Les Parapluies de Cherbourg – Jacques Demy – 1964

les-parapluies-de-cherbourgCritique de la séparation.

   9.5   En fin de compte très peu de cinéastes français, durant les années 60, évoquaient la guerre d’Algérie dans leurs films (si, Godard, Rozier bien entendu). Frontalement ou non d’ailleurs. C’est bien entendu la toile de fond de celui de Demy, même si le véritable thème abordé est l’absence, la dégénérescence du couple par le temps.

     Geneviève et Guy sont jeunes mais ils s’aiment et rien ne semble pourvoir se mettre en travers de leur amour. Elle travaille au magasin de sa mère ‘les parapluies de Cherbourg’. Il travaille comme garagiste pas si loin. Le soir ils se retrouvent, feignent les sorties théâtres et se baladent le long des quais cherbourgeois pour vivre leur passion, imaginer la vie à deux, s’en aller. Finalement, vient le temps où tout déraille. De son côté il est appelé pour deux ans de régiment. Tandis que la mère de la jeune femme lui fait savoir que les comptes sont au plus mal, et le jour où elle va pour vendre une bague qui lui est cher, elle fait la rencontre d’un type très riche, tombé sous le charme de Geneviève qui serait sans doute une parfaite porte de sortie à toute cette galère financière.

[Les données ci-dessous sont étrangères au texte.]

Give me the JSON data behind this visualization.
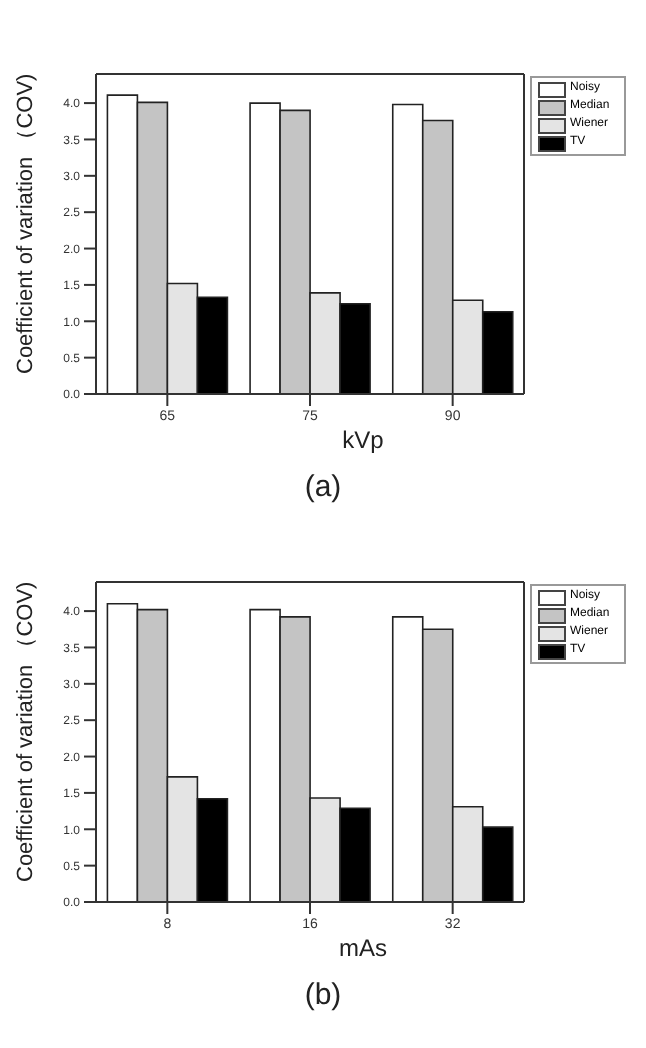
{
  "chart_data": [
    {
      "type": "bar",
      "title": "(a)",
      "xlabel": "kVp",
      "ylabel": "Coefficient of variation （COV)",
      "categories": [
        "65",
        "75",
        "90"
      ],
      "series": [
        {
          "name": "Noisy",
          "color": "#ffffff",
          "values": [
            4.11,
            4.0,
            3.98
          ]
        },
        {
          "name": "Median",
          "color": "#c4c4c4",
          "values": [
            4.01,
            3.9,
            3.76
          ]
        },
        {
          "name": "Wiener",
          "color": "#e4e4e4",
          "values": [
            1.52,
            1.39,
            1.29
          ]
        },
        {
          "name": "TV",
          "color": "#000000",
          "values": [
            1.33,
            1.24,
            1.13
          ]
        }
      ],
      "ylim": [
        0,
        4.4
      ],
      "yticks": [
        {
          "value": 0,
          "label": "0.0"
        },
        0.5,
        {
          "value": 1,
          "label": "1.0"
        },
        1.5,
        {
          "value": 2,
          "label": "2.0"
        },
        2.5,
        {
          "value": 3,
          "label": "3.0"
        },
        3.5,
        {
          "value": 4,
          "label": "4.0"
        }
      ],
      "grid": false,
      "legend": "top right"
    },
    {
      "type": "bar",
      "title": "(b)",
      "xlabel": "mAs",
      "ylabel": "Coefficient of variation （COV)",
      "categories": [
        "8",
        "16",
        "32"
      ],
      "series": [
        {
          "name": "Noisy",
          "color": "#ffffff",
          "values": [
            4.1,
            4.02,
            3.92
          ]
        },
        {
          "name": "Median",
          "color": "#c4c4c4",
          "values": [
            4.02,
            3.92,
            3.75
          ]
        },
        {
          "name": "Wiener",
          "color": "#e4e4e4",
          "values": [
            1.72,
            1.43,
            1.31
          ]
        },
        {
          "name": "TV",
          "color": "#000000",
          "values": [
            1.42,
            1.29,
            1.03
          ]
        }
      ],
      "ylim": [
        0,
        4.4
      ],
      "yticks": [
        {
          "value": 0,
          "label": "0.0"
        },
        0.5,
        {
          "value": 1,
          "label": "1.0"
        },
        1.5,
        {
          "value": 2,
          "label": "2.0"
        },
        2.5,
        {
          "value": 3,
          "label": "3.0"
        },
        3.5,
        {
          "value": 4,
          "label": "4.0"
        }
      ],
      "grid": false,
      "legend": "top right"
    }
  ]
}
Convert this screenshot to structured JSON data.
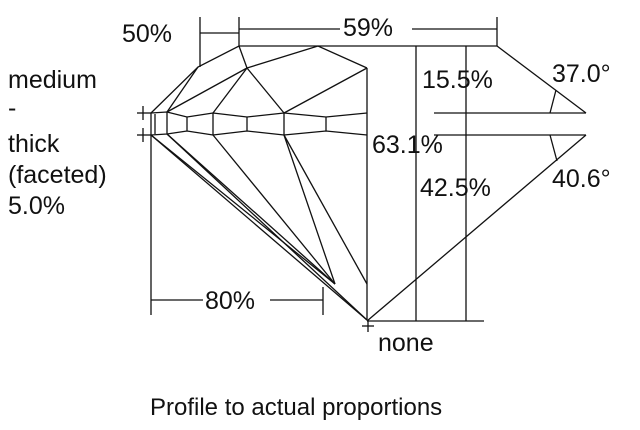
{
  "labels": {
    "crown_height_pct": "50%",
    "table_pct": "59%",
    "girdle_line1": "medium",
    "girdle_line2": "-",
    "girdle_line3": "thick",
    "girdle_line4": "(faceted)",
    "girdle_pct": "5.0%",
    "crown_depth_pct": "15.5%",
    "crown_angle": "37.0°",
    "total_depth_pct": "63.1%",
    "pavilion_depth_pct": "42.5%",
    "pavilion_angle": "40.6°",
    "lower_half_pct": "80%",
    "culet": "none"
  },
  "caption": "Profile to actual proportions",
  "colors": {
    "line": "#111111",
    "background": "#ffffff"
  }
}
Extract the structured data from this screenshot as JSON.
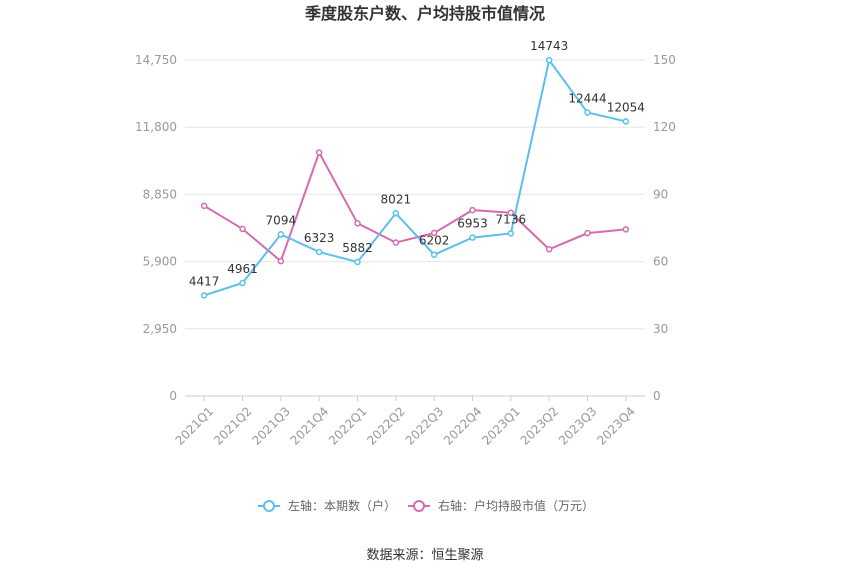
{
  "chart_data": {
    "type": "line",
    "title": "季度股东户数、户均持股市值情况",
    "categories": [
      "2021Q1",
      "2021Q2",
      "2021Q3",
      "2021Q4",
      "2022Q1",
      "2022Q2",
      "2022Q3",
      "2022Q4",
      "2023Q1",
      "2023Q2",
      "2023Q3",
      "2023Q4"
    ],
    "left_axis": {
      "min": 0,
      "max": 14750,
      "ticks": [
        "0",
        "2,950",
        "5,900",
        "8,850",
        "11,800",
        "14,750"
      ],
      "tick_values": [
        0,
        2950,
        5900,
        8850,
        11800,
        14750
      ]
    },
    "right_axis": {
      "min": 0,
      "max": 150,
      "ticks": [
        "0",
        "30",
        "60",
        "90",
        "120",
        "150"
      ],
      "tick_values": [
        0,
        30,
        60,
        90,
        120,
        150
      ]
    },
    "series": [
      {
        "name": "左轴：本期数（户）",
        "axis": "left",
        "color": "#5bc0eb",
        "values": [
          4417,
          4961,
          7094,
          6323,
          5882,
          8021,
          6202,
          6953,
          7136,
          14743,
          12444,
          12054
        ],
        "labels": [
          "4417",
          "4961",
          "7094",
          "6323",
          "5882",
          "8021",
          "6202",
          "6953",
          "7136",
          "14743",
          "12444",
          "12054"
        ]
      },
      {
        "name": "右轴：户均持股市值（万元）",
        "axis": "right",
        "color": "#d66bb1",
        "values": [
          84.9,
          74.6,
          60.2,
          108.7,
          77.1,
          68.5,
          72.8,
          83.0,
          81.8,
          65.5,
          72.7,
          74.4
        ]
      }
    ],
    "grid": true,
    "legend_position": "bottom"
  },
  "footer": {
    "source": "数据来源：恒生聚源"
  }
}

     Le départ, l’absence, le retour. Trois titres de parties funestes, qui apparaissent tels des coups de massue. Et cette dernière séquence où le décor est planté : Décembre 1963, on sait dès lors que cinq ans sont passés. Il neige, annonciateur d’une fin brumeuse, délicate, sensible. Une station service, celle que Geneviève et Guy avaient pour dessein dans leurs discussions amoureuses sans fin. Chacun est marié, chacun a son enfant. Elle lui demandera s’il veut voir Françoise, sa fille tout de même. Il refusera. Rien ne sera plus échangé. Elle repartira. Il restera là, sous la neige et accueillera sa petite famille. Dans le premier plan du film on apercevait six parapluies, quatre grands, deux petits. Un début de film qui annonce l’une des fins les plus fortes, tristes du cinéma, sans pour autant qu’elle soit funeste. Juste que le couple qui faisait un ne fera plus jamais que deux.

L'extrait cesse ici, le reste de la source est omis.